Une caméra française au service de la faune
/dans Environnement/par olivier.sioratL’opération « Un Clocher, Une chouette! »
L’association pour la protection des animaux sauvages (ASPAS) est à l’origine de l’opération « Un Clocher, Une chouette! » qui vise à la protection de la chouette effraie. Cette espèce protégée est menacée par la pollution grandissante de son environnement naturel, mais aussi par la disparition ou la rénovation des sites où elle avait pour habitude de nicher. Il faut savoir que la chouette effraie survole le sol à faible hauteur afin de repérer ses proies. Elle est ainsi fortement soumise aux risques d’accident de la circulation, mais aussi aux ravages de la pollution sous toutes ses formes.
La population de chouettes effraies a ainsi fortement diminué au fil des années. Pourtant, elles sont essentielles pour réguler de façon naturelle et saine la présence de nuisibles qui ravagent les cultures. Également connue sous le nom de « l’effraie des clochers », le sommet des églises est son site de nidification de prédilection. Les chouettes sont ainsi à l’abri de tout ce qui pourrait leur porter atteinte. L’action de l’ASPAS est de redonner à la chouette effraie la possibilité de nicher dans nos villes et villages. Pour cela, une campagne de pose de nichoirs est en cours dans toute la France.
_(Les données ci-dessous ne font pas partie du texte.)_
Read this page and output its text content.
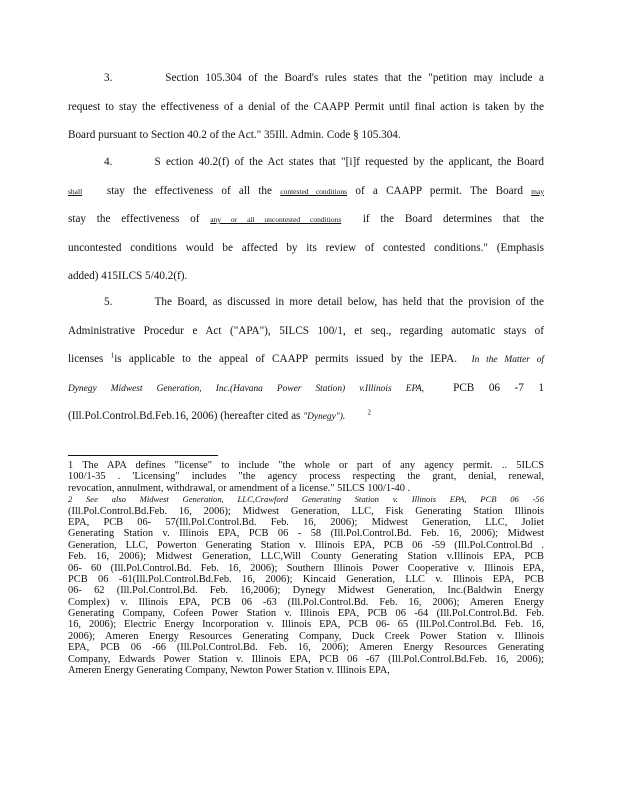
3.	Section 105.304 of the Board's rules states that the "petition may include a
request to stay the effectiveness of a denial of the CAAPP Permit until final action is taken by the
Board pursuant to Section 40.2 of the Act." 35Ill. Admin. Code § 105.304.
4.	S ection 40.2(f) of the Act states that "[i]f requested by the applicant, the Board
shall stay the effectiveness of all the contested conditions of a CAAPP permit. The Board may
stay the effectiveness of any or all uncontested conditions if the Board determines that the
uncontested conditions would be affected by its review of contested conditions." (Emphasis
added) 415ILCS 5/40.2(f).
5.	The Board, as discussed in more detail below, has held that the provision of the
Administrative Procedur e Act ("APA"), 5ILCS 100/1, et seq., regarding automatic stays of
licenses $^1$is applicable to the appeal of CAAPP permits issued by the IEPA. In the Matter of
Dynegy Midwest Generation, Inc.(Havana Power Station) v.Illinois EPA,	PCB 06 -7 1
(Ill.Pol.Control.Bd.Feb.16, 2006) (hereafter cited as "Dynegy").	$^2$
1 The APA defines "license" to include "the whole or part of any agency permit. .. 5ILCS
100/1-35 . 'Licensing" includes "the agency process respecting the grant, denial, renewal,
revocation, annulment, withdrawal, or amendment of a license." 5ILCS 100/1-40 .
2 See also Midwest Generation, LLC,Crawford Generating Station v. Illinois EPA, PCB 06 -56
(Ill.Pol.Control.Bd.Feb. 16, 2006); Midwest Generation, LLC, Fisk Generating Station Illinois
EPA, PCB 06- 57(Ill.Pol.Control.Bd. Feb. 16, 2006); Midwest Generation, LLC, Joliet
Generating Station v. Illinois EPA, PCB 06 - 58 (Ill.Pol.Control.Bd. Feb. 16, 2006); Midwest
Generation, LLC, Powerton Generating Station v. Illinois EPA, PCB 06 -59 (Ill.Pol.Control.Bd .
Feb. 16, 2006); Midwest Generation, LLC,Will County Generating Station v.Illinois EPA, PCB
06- 60 (Ill.Pol.Control.Bd. Feb. 16, 2006); Southern Illinois Power Cooperative v. Illinois EPA,
PCB 06 -61(Ill.Pol.Control.Bd.Feb. 16, 2006); Kincaid Generation, LLC v. Illinois EPA, PCB
06- 62 (Ill.Pol.Control.Bd. Feb. 16,2006); Dynegy Midwest Generation, Inc.(Baldwin Energy
Complex) v. Illinois EPA, PCB 06 -63 (Ill.Pol.Control.Bd. Feb. 16, 2006); Ameren Energy
Generating Company, Cofeen Power Station v. Illinois EPA, PCB 06 -64 (Ill.Pol.Control.Bd. Feb.
16, 2006); Electric Energy Incorporation v. Illinois EPA, PCB 06- 65 (Ill.Pol.Control.Bd. Feb. 16,
2006); Ameren Energy Resources Generating Company, Duck Creek Power Station v. Illinois
EPA, PCB 06 -66 (Ill.Pol.Control.Bd. Feb. 16, 2006); Ameren Energy Resources Generating
Company, Edwards Power Station v. Illinois EPA, PCB 06 -67 (Ill.Pol.Control.Bd.Feb. 16, 2006);
Ameren Energy Generating Company, Newton Power Station v. Illinois EPA,
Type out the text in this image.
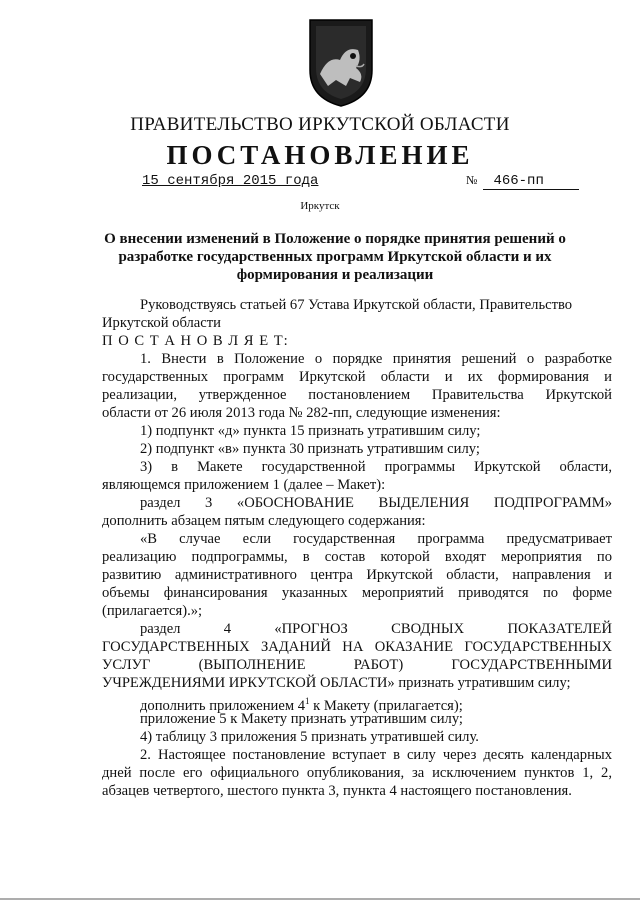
ПРАВИТЕЛЬСТВО ИРКУТСКОЙ ОБЛАСТИ
ПОСТАНОВЛЕНИЕ
15 сентября 2015 года	№ 466-пп
Иркутск
О внесении изменений в Положение о порядке принятия решений о разработке государственных программ Иркутской области и их формирования и реализации
Руководствуясь статьей 67 Устава Иркутской области, Правительство
Иркутской области
П О С Т А Н О В Л Я Е Т:
1. Внести в Положение о порядке принятия решений о разработке
государственных программ Иркутской области и их формирования и
реализации, утвержденное постановлением Правительства Иркутской
области от 26 июля 2013 года № 282-пп, следующие изменения:
1) подпункт «д» пункта 15 признать утратившим силу;
2) подпункт «в» пункта 30 признать утратившим силу;
3) в Макете государственной программы Иркутской области,
являющемся приложением 1 (далее – Макет):
раздел 3 «ОБОСНОВАНИЕ ВЫДЕЛЕНИЯ ПОДПРОГРАММ»
дополнить абзацем пятым следующего содержания:
«В случае если государственная программа предусматривает
реализацию подпрограммы, в состав которой входят мероприятия по
развитию административного центра Иркутской области, направления и
объемы финансирования указанных мероприятий приводятся по форме
(прилагается).»;
раздел 4 «ПРОГНОЗ СВОДНЫХ ПОКАЗАТЕЛЕЙ
ГОСУДАРСТВЕННЫХ ЗАДАНИЙ НА ОКАЗАНИЕ ГОСУДАРСТВЕННЫХ
УСЛУГ (ВЫПОЛНЕНИЕ РАБОТ) ГОСУДАРСТВЕННЫМИ
УЧРЕЖДЕНИЯМИ ИРКУТСКОЙ ОБЛАСТИ» признать утратившим силу;
дополнить приложением $4^1$ к Макету (прилагается);
приложение 5 к Макету признать утратившим силу;
4) таблицу 3 приложения 5 признать утратившей силу.
2. Настоящее постановление вступает в силу через десять календарных
дней после его официального опубликования, за исключением пунктов 1, 2,
абзацев четвертого, шестого пункта 3, пункта 4 настоящего постановления.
La société lachouette® membre adhérent de l’ASPAS
LACHOUETTE® est un outil de vidéoprotection nomade, fabriqué en France à partir de matériaux recyclables. Matériel de haute performance, les caméras fonctionnent de façon simple grâce à l’énergie renouvelable (panneaux solaires). Innovante et technologique, elle permet de rétablir la tranquillité dans les communes, tout en étant 100 % respectueuse de l’environnement. C’est donc tout naturellement que lachouette® s’engage comme membre adhérent actif de l’association pour la protection des animaux sauvages (ASPAS).
En optant pour l’installation d’une ou plusieurs caméras lachouette®, les communes s’engagent doublement :
- En faveur de la protection des habitants contre toutes sortes de troubles à l’ordre public : vols, agressions, dégradations, problèmes liés à la vente et à l’usage de stupéfiants, délits routiers (stationnement et circulation).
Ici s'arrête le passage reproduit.